For those who prefer a more straightforward approach, Ansible is the simplest solution and it can be chosen when the automation needs to be provided in a short period of time. It’s also helpful to use when your company doesn’t want to integrate too many new tools and technologies into its infrastructure.

Despite its simplicity, Ansible contains a nice monitoring and management Dashboard, which includes analytic support that is easily integrated with other tools and services. Ansible Galaxy provides a lot of Roles and Templates from the Ansible Community. For small to medium size infrastructures, Ansible could be a good choice because it only requires a minimal learning curve.

Puppet is somewhere between the Ansible and Chef spectrum. It has excellent support and a lot of documentation with learning resources. Puppet allows you to build a set of system components, which can be reused later for different solutions with other consumers of your automation team.

In addition, Puppet’s API allows you to integrate the management of your infrastructure to other products.

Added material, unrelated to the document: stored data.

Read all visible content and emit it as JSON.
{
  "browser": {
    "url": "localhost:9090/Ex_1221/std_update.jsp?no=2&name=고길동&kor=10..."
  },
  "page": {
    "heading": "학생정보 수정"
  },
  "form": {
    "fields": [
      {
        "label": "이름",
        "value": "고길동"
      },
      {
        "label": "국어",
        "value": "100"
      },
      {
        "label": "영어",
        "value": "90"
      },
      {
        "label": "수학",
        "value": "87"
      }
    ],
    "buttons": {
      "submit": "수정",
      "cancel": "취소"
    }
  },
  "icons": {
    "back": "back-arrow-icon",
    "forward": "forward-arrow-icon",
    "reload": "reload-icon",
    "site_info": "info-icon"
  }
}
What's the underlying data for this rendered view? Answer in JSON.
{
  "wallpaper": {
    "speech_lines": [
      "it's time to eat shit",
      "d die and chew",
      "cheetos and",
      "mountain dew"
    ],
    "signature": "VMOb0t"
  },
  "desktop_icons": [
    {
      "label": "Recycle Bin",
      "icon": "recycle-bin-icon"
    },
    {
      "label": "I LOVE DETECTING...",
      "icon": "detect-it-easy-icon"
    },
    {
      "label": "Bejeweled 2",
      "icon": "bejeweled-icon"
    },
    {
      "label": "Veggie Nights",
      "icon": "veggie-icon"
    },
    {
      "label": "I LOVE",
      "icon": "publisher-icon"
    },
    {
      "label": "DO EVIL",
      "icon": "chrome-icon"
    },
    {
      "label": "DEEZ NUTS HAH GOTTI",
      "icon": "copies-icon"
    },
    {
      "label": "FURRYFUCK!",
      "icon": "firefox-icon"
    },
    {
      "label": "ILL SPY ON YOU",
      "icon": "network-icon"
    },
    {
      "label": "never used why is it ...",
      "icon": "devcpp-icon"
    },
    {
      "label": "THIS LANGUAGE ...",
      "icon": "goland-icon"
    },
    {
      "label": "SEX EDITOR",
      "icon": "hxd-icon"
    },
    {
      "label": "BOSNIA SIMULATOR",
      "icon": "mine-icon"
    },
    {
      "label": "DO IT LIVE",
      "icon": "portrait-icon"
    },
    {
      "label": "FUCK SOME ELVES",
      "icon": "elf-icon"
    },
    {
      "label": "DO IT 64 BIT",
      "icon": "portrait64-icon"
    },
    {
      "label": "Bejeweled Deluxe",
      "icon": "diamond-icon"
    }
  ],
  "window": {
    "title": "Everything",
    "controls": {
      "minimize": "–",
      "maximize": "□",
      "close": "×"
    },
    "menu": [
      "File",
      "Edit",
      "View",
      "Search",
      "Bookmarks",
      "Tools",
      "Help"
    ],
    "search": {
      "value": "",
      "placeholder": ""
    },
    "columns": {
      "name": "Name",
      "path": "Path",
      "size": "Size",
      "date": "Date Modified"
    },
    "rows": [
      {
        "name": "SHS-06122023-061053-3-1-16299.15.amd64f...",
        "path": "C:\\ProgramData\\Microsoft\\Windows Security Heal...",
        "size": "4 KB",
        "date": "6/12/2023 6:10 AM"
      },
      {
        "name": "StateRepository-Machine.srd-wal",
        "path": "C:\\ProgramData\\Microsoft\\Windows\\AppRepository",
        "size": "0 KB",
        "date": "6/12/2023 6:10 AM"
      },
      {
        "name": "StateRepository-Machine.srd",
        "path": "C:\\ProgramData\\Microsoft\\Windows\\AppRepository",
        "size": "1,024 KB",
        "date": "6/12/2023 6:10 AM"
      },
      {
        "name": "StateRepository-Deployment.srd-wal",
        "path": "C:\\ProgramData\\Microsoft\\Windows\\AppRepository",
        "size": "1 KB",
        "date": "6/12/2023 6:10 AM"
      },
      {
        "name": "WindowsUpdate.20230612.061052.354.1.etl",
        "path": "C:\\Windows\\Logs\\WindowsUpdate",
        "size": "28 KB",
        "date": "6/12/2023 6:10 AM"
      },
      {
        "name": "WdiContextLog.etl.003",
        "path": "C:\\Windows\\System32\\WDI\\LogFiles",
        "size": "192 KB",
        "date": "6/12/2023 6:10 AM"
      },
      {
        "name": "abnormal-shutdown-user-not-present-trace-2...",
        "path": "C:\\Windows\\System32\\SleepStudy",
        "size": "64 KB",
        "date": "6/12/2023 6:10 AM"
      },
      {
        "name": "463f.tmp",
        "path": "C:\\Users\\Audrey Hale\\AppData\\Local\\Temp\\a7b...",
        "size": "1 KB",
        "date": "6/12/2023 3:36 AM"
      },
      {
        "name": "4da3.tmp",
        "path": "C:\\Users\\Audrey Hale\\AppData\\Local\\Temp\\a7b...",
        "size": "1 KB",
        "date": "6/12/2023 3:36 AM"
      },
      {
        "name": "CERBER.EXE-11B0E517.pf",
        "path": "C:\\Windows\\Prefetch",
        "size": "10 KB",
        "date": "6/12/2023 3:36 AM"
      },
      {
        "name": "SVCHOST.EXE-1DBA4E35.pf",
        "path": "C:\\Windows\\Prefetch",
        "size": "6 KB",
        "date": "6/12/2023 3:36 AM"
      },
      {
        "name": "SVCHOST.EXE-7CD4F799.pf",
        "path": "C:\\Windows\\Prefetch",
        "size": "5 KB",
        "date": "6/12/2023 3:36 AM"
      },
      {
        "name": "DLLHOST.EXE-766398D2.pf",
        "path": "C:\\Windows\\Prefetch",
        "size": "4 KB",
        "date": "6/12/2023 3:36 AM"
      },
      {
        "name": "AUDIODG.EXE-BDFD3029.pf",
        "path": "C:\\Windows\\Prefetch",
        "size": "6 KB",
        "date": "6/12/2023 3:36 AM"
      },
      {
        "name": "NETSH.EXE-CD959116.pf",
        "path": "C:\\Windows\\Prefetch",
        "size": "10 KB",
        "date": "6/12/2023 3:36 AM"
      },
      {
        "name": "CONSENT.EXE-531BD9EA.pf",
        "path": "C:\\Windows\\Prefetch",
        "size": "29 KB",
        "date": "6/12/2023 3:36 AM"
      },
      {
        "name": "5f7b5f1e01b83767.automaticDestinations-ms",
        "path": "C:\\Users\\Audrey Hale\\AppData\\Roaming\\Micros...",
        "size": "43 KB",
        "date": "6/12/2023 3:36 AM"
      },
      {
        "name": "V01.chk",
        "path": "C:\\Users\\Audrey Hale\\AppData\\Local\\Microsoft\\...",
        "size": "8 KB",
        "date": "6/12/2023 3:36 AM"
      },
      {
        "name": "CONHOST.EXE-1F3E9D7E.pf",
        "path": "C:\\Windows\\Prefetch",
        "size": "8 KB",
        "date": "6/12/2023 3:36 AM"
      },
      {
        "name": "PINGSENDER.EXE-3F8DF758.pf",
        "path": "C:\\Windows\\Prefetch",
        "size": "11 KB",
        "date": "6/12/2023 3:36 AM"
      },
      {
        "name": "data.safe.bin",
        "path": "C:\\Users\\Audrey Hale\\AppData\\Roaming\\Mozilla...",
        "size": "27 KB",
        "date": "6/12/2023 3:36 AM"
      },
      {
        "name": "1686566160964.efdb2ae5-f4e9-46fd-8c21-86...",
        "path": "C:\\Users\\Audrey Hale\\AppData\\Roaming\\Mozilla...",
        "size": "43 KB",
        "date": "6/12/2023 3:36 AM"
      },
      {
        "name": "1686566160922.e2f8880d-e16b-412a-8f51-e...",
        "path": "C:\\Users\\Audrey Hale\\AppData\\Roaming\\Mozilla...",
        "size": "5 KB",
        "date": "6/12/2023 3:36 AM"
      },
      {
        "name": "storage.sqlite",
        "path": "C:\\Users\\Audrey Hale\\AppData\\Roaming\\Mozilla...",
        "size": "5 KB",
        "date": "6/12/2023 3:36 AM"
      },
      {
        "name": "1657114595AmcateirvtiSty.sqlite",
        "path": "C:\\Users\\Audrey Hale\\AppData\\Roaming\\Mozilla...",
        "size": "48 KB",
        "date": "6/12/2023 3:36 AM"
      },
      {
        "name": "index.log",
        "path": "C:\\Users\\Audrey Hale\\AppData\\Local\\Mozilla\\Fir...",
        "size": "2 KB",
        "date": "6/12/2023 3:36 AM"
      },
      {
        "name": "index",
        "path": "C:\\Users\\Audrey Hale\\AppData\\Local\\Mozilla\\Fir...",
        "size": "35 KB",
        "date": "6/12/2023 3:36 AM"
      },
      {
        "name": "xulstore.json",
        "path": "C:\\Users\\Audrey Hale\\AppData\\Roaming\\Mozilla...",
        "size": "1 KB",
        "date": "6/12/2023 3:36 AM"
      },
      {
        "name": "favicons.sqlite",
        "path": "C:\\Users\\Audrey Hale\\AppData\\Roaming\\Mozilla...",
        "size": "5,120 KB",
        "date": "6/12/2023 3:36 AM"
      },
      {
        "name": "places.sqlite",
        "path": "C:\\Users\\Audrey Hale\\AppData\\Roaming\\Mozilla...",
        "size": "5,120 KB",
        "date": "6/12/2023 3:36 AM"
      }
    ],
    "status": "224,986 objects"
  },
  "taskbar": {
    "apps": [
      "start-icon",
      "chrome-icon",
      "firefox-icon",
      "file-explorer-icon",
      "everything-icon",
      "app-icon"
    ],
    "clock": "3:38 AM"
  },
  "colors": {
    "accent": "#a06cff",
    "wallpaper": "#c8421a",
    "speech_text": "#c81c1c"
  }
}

If you already have a well configured automation environment, then you can easily empower it with Puppet modules due its ease of integration with other tools.

Conclusion

In short, all three software programs have prominent advantages. To choose the best one for your particular circumstances, it’s best to examine which tool suits your individual needs. Our Sphere team has helped a wide range of clients by recommending customized solutions.